Até o dia 13 de agosto a capital do Ceará sedia a quarta edição do Fórum Latino-Americano de Cinema e Impacto Social, uma iniciativa das ONGs Ambulante e Impacta Cine, do México, NodoSur, da Colômbia e da brasileira Taturana.

As atividades acontecem no Centro Cultural Casa do Barão de Camocim, localizada na Rua General Sampaio, Centro. No site cinemaeimpacto.org é possível acessar a programação e o formulário para participar. Pela manhã: haverá atividades online, abertas ao público mediante inscrição; à tarde, a programação presencial é fechada, exclusiva para pessoas convidadas. A programação virtual terá quatro painéis, ampliando o acesso dos interessados.
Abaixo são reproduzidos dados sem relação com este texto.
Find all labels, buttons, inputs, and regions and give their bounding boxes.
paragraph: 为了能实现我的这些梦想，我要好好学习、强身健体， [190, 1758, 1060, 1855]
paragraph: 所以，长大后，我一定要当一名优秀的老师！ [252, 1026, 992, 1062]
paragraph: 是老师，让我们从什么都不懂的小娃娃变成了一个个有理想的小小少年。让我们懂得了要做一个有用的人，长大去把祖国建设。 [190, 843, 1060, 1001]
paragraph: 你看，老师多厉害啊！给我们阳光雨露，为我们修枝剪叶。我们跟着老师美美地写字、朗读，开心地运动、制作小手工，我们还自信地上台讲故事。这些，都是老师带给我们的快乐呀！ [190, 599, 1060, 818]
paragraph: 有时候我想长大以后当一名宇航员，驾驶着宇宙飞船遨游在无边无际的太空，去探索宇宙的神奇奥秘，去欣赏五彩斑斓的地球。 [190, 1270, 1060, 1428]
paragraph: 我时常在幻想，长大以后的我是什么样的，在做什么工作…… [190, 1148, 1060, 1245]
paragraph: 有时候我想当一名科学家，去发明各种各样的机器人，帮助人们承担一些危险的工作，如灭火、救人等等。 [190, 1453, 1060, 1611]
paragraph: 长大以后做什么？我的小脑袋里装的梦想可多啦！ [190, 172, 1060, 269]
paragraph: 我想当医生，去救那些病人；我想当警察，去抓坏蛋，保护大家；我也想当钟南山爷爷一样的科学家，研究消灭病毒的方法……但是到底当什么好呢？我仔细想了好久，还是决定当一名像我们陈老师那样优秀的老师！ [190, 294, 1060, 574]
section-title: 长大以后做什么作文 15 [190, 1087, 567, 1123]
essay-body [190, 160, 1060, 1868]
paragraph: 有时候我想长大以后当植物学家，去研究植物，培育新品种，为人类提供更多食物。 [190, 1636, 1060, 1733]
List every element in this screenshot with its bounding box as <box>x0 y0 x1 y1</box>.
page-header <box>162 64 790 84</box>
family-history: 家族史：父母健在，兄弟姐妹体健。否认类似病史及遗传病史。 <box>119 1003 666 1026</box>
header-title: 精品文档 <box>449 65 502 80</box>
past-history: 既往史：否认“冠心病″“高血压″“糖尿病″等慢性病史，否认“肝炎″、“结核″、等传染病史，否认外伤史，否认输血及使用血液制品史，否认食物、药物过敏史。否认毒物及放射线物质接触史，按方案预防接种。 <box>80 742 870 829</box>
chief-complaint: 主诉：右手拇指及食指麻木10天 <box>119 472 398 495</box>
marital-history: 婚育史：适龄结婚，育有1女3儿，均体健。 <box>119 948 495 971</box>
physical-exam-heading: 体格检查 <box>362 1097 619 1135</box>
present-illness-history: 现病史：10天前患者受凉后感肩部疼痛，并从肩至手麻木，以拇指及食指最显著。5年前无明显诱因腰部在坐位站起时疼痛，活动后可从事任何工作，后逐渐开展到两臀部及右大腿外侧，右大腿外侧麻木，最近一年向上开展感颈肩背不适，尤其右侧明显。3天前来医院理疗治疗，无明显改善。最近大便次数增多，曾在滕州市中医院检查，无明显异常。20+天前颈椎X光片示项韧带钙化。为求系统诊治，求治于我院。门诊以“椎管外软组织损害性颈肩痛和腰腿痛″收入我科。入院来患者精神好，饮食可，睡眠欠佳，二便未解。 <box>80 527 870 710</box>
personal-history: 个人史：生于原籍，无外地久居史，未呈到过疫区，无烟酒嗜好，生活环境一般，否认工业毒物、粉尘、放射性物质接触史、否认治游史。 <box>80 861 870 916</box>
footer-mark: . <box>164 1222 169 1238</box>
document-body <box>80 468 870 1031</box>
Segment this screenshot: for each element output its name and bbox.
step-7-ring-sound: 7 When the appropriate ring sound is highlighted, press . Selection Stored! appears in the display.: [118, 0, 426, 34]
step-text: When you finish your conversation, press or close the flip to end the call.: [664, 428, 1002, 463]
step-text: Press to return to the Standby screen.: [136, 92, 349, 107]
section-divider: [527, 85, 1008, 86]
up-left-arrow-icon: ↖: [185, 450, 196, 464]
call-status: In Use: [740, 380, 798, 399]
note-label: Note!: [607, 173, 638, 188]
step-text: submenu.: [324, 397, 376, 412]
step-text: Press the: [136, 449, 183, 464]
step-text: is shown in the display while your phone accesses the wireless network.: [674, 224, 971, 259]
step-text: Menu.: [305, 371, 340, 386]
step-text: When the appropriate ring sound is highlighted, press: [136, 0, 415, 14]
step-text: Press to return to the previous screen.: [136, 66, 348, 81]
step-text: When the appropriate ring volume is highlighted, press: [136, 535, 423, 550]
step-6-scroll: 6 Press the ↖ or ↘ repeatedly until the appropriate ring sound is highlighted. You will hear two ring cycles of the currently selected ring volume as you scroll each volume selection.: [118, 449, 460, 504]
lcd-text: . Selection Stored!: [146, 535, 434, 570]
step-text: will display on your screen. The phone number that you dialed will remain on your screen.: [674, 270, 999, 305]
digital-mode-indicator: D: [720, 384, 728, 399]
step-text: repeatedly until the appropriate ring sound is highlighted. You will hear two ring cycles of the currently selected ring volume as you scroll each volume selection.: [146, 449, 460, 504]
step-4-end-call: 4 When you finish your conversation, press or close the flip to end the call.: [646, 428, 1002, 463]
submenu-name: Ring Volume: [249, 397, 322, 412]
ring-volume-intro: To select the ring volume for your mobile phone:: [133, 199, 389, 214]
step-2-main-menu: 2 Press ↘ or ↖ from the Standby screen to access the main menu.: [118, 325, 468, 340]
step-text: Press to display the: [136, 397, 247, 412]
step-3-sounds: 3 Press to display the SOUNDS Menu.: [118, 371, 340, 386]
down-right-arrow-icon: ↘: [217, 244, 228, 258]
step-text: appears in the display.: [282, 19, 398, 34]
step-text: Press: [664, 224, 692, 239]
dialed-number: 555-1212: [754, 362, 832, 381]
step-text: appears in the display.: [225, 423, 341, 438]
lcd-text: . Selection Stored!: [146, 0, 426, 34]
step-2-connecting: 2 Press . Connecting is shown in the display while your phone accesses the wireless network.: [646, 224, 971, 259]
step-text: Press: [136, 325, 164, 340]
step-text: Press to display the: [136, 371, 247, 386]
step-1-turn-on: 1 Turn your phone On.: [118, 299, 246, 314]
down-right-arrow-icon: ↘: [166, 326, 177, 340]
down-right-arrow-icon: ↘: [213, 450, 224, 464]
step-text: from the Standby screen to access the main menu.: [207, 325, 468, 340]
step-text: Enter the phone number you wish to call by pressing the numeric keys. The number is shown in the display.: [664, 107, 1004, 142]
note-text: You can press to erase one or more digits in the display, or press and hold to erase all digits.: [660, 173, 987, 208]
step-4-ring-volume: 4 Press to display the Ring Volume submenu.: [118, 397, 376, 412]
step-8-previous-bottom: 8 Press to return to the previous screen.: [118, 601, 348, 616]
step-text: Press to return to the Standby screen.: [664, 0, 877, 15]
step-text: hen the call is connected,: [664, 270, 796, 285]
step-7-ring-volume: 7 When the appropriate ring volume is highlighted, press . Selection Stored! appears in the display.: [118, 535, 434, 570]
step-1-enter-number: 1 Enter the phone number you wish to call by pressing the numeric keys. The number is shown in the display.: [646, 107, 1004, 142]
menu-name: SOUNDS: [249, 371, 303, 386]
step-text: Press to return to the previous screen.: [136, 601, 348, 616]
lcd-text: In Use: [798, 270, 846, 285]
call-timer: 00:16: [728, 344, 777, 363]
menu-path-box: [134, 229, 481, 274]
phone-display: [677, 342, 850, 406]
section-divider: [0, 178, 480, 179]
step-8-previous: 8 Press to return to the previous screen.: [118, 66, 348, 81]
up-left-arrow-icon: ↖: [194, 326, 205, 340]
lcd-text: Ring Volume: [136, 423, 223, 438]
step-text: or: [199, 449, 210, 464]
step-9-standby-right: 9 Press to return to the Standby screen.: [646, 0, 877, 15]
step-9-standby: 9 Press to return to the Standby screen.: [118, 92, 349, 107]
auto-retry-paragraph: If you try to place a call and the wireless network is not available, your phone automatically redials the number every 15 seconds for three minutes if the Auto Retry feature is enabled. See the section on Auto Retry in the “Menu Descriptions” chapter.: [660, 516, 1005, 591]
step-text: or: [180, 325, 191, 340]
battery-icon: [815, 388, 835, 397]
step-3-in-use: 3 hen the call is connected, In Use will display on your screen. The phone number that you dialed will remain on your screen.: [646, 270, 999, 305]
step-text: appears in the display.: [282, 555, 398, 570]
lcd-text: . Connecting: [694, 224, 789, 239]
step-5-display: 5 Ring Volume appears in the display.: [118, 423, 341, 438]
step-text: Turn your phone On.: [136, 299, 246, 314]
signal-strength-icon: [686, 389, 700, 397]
Durante os 4 dias de evento estão previstas apresentações de pesquisa, estudos de caso, encontros entre organizações, mesas de debate, sessões de cinema e atividades formativas, promovendo o intercâmbio de experiências desenvolvidas em diferentes territórios da América Latina.

Todo o material produzido durante a quarta edição será disponibilizado posteriormente em português e espanhol no canal do Youtube do Fórum Latino-Americano de Cinema e Impacto Social. Já no site cinemaeimpacto.org é possível acessar 25 estudos de caso que documentam campanhas realizadas em diferentes países da  América Latina compartilhando metodologias, estratégias, desafios e aprendizados para inspirar novas formas de circulação e engajamento com o audiovisual.